O STF poderia ter seguido outra vereda: o caminho jurídico havia sido pavimentado, por decisões do TJMG e do STJ, no sentido de rejeitar o pedido da defesa, por não se basear em provas, mas nessa tese anticonstitucional (e patriarcal). Uma decisão legal e moralmente correta seria convocar novo julgamento. Mas o STF preferiu referendar o Tribunal do Júri. Por isso, causa perplexidade por vários motivos, entre eles, ter legitimado o velho e anacrônico argumento da "legítima defesa da honra", largamente utilizado nos anos 1970 e 1980 e que livrou da cadeia inúmeros assassinos de mulheres - mas banido há tempos dos tribunais do país.

A tese da legítima defesa da honra se baseia claramente na distribuição desigual de direitos entre homens e mulheres. Afirmamos isso com a convicção de que nós, do Movimento Feminista Mineiro Quem Ama Não Mata (QANM), termos, em 1980, desencadeado, a partir de Belo Horizonte, uma campanha nacional que, em 1983, contribuiu para condenar o assassino de Ângela Diniz, durante o segundo julgamento do réu, Doca Street, ao derrubar a utilização machista da tese da “legítima defesa da honra”, que se impunha nos tribunais.

Daí, a tentativa de retornar essa noção jurídica implica trazer de volta costumes que asseguravam aos homens poder “lavar a honra”, supostamente atingida por suas companheiras. Explorar a conduta moral de mulheres vítimas de agressões e de feminicídio é uma estratégia de querer desonrar a história de vida dessas mulheres depois de mortas e revela o que se pretende ocultar: assegurar novamente a “naturalização” pela sociedade de um tratamento desigual de homens e mulheres perante a lei. É, também, uma estratégia para derrubar, um a um, os direitos conquistados pelas mulheres na Constituição de 1988, que garantiu o preceito ético universal de que homens e mulheres são iguais diante da Lei.

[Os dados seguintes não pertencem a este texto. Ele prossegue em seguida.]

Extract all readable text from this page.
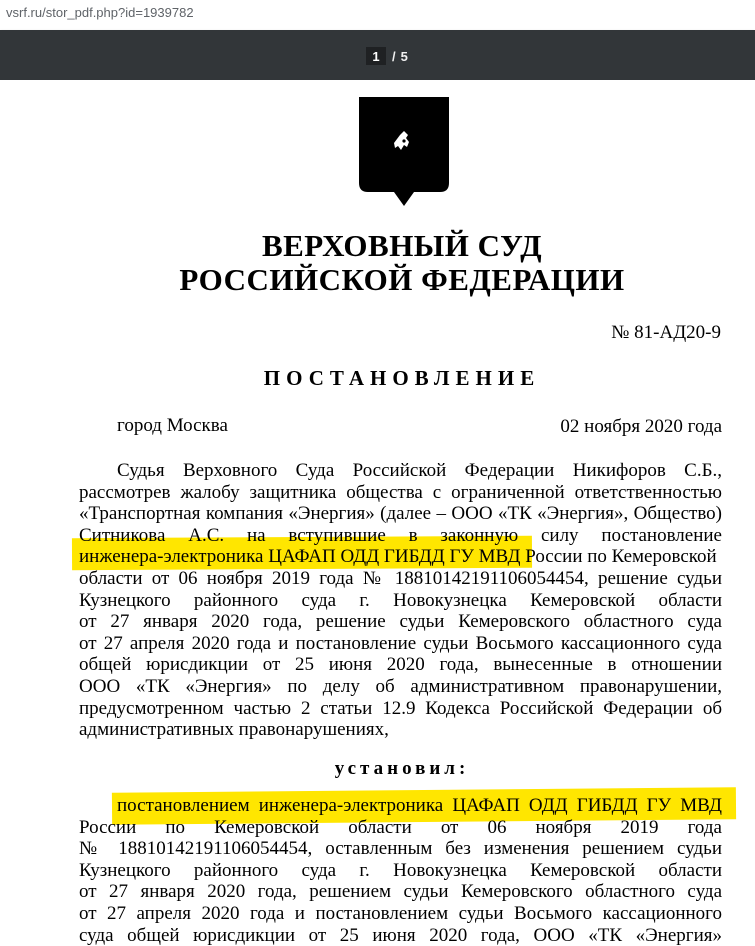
vsrf.ru/stor_pdf.php?id=1939782
1
/ 5
ВЕРХОВНЫЙ СУД
РОССИЙСКОЙ ФЕДЕРАЦИИ
№ 81-АД20-9
ПОСТАНОВЛЕНИЕ
город Москва	02 ноября 2020 года
Судья Верховного Суда Российской Федерации Никифоров С.Б.,
рассмотрев жалобу защитника общества с ограниченной ответственностью
«Транспортная компания «Энергия» (далее – ООО «ТК «Энергия», Общество)
Ситникова А.С. на вступившие в законную силу постановление
инженера-электроника ЦАФАП ОДД ГИБДД ГУ МВД России по Кемеровской
области от 06 ноября 2019 года № 18810142191106054454, решение судьи
Кузнецкого районного суда г. Новокузнецка Кемеровской области
от 27 января 2020 года, решение судьи Кемеровского областного суда
от 27 апреля 2020 года и постановление судьи Восьмого кассационного суда
общей юрисдикции от 25 июня 2020 года, вынесенные в отношении
ООО «ТК «Энергия» по делу об административном правонарушении,
предусмотренном частью 2 статьи 12.9 Кодекса Российской Федерации об
административных правонарушениях,
установил:
постановлением инженера-электроника ЦАФАП ОДД ГИБДД ГУ МВД
России по Кемеровской области от 06 ноября 2019 года
№ 18810142191106054454, оставленным без изменения решением судьи
Кузнецкого районного суда г. Новокузнецка Кемеровской области
от 27 января 2020 года, решением судьи Кемеровского областного суда
от 27 апреля 2020 года и постановлением судьи Восьмого кассационного
суда общей юрисдикции от 25 июня 2020 года, ООО «ТК «Энергия»
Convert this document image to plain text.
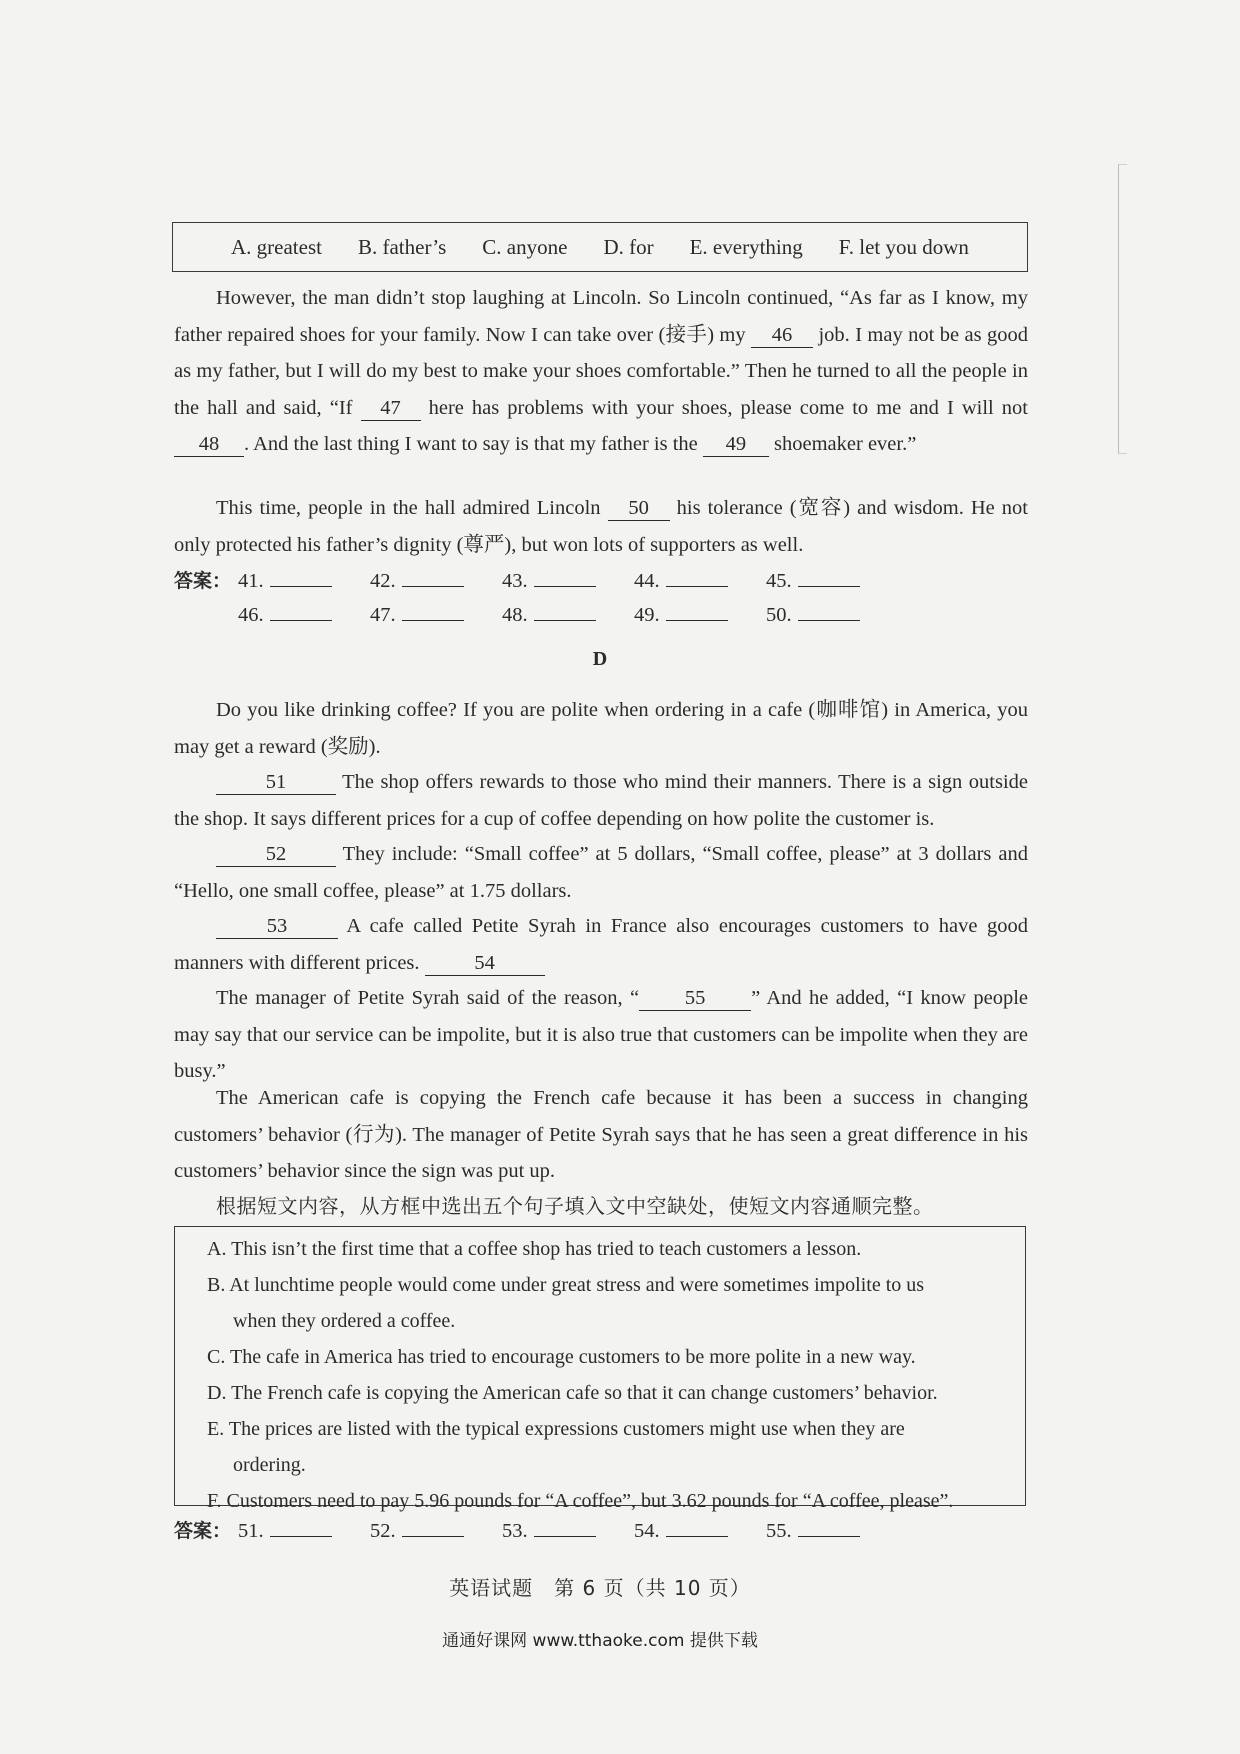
A. greatest B. father’s C. anyone D. for E. everything F. let you down

However, the man didn’t stop laughing at Lincoln. So Lincoln continued, “As far as I know, my father repaired shoes for your family. Now I can take over (接手) my 46 job. I may not be as good as my father, but I will do my best to make your shoes comfortable.” Then he turned to all the people in the hall and said, “If 47 here has problems with your shoes, please come to me and I will not 48 . And the last thing I want to say is that my father is the 49 shoemaker ever.”

This time, people in the hall admired Lincoln 50 his tolerance (宽容) and wisdom. He not only protected his father’s dignity (尊严), but won lots of supporters as well.

答案： 41.	42.	43.	44.	45.
46.	47.	48.	49.	50.
D

Do you like drinking coffee? If you are polite when ordering in a cafe (咖啡馆) in America, you may get a reward (奖励).

51 The shop offers rewards to those who mind their manners. There is a sign outside the shop. It says different prices for a cup of coffee depending on how polite the customer is.

52 They include: “Small coffee” at 5 dollars, “Small coffee, please” at 3 dollars and “Hello, one small coffee, please” at 1.75 dollars.

53 A cafe called Petite Syrah in France also encourages customers to have good manners with different prices. 54

The manager of Petite Syrah said of the reason, “ 55 ” And he added, “I know people may say that our service can be impolite, but it is also true that customers can be impolite when they are busy.”

The American cafe is copying the French cafe because it has been a success in changing customers’ behavior (行为). The manager of Petite Syrah says that he has seen a great difference in his customers’ behavior since the sign was put up.

根据短文内容，从方框中选出五个句子填入文中空缺处，使短文内容通顺完整。

A. This isn’t the first time that a coffee shop has tried to teach customers a lesson.

B. At lunchtime people would come under great stress and were sometimes impolite to us

when they ordered a coffee.

C. The cafe in America has tried to encourage customers to be more polite in a new way.

D. The French cafe is copying the American cafe so that it can change customers’ behavior.

E. The prices are listed with the typical expressions customers might use when they are

ordering.

F. Customers need to pay 5.96 pounds for “A coffee”, but 3.62 pounds for “A coffee, please”.

答案： 51.	52.	53.	54.	55.
英语试题　第 6 页（共 10 页）
通通好课网 www.tthaoke.com 提供下载
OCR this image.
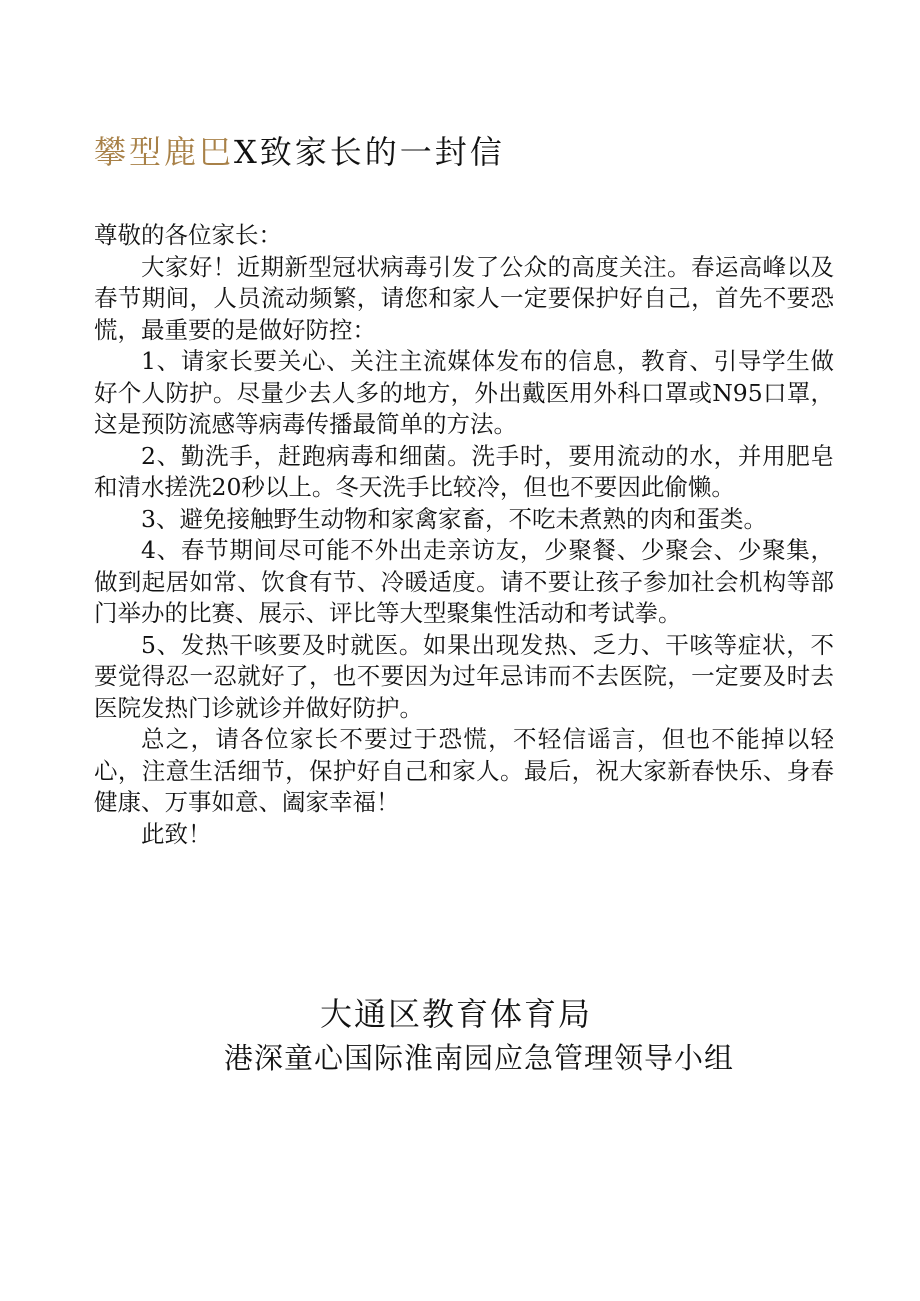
攀型鹿巴X致家长的一封信

尊敬的各位家长：

大家好！近期新型冠状病毒引发了公众的高度关注。春运高峰以及春节期间，人员流动频繁，请您和家人一定要保护好自己，首先不要恐慌，最重要的是做好防控：

1、请家长要关心、关注主流媒体发布的信息，教育、引导学生做好个人防护。尽量少去人多的地方，外出戴医用外科口罩或N95口罩，这是预防流感等病毒传播最简单的方法。

2、勤洗手，赶跑病毒和细菌。洗手时，要用流动的水，并用肥皂和清水搓洗20秒以上。冬天洗手比较冷，但也不要因此偷懒。

3、避免接触野生动物和家禽家畜，不吃未煮熟的肉和蛋类。

4、春节期间尽可能不外出走亲访友，少聚餐、少聚会、少聚集，做到起居如常、饮食有节、冷暖适度。请不要让孩子参加社会机构等部门举办的比赛、展示、评比等大型聚集性活动和考试拳。

5、发热干咳要及时就医。如果出现发热、乏力、干咳等症状，不要觉得忍一忍就好了，也不要因为过年忌讳而不去医院，一定要及时去医院发热门诊就诊并做好防护。

总之，请各位家长不要过于恐慌，不轻信谣言，但也不能掉以轻心，注意生活细节，保护好自己和家人。最后，祝大家新春快乐、身春健康、万事如意、阖家幸福！

此致！

大通区教育体育局
港深童心国际淮南园应急管理领导小组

Com base nisso, o Movimento QANM vem, intransigentemente, defender que assassinos devem ser julgados com base nas leis do país, incluindo aí, a prática do feminicídio. Essa decisão do STF, no caso de Nova Era/MG, favorável ao agressor, quase assassino, mostra o nocivo espraiamento contemporâneo de ideias conservadoras em desfavor aos direitos da mulher, tão duramente conquistados nas últimas décadas pela ação de movimentos feministas e democráticos. O STF, ao referendar uma decisão do júri popular, mesmo que baseado em leis e normas constitucionais, emite um sinal misógino para toda a sociedade: homens podem matar mulheres pela justificativa de que o corpo; a vida dessas mulheres lhes pertencem “por direito”.

Por tudo isso, o Movimento Feminista Mineiro QANM protesta veementemente contra essa decisão que ressuscita a abominável e controversa figura jurídica da "defesa da honra", pois há divergência de entendimento entre os ministros do STF: dois deles questionaram a decisão dos pares, a exemplo de Barroso, que justificou seu voto contrário por “não querer viver numa sociedade em que homens matam mulheres e saem soltos". Nós, do QANM, também não.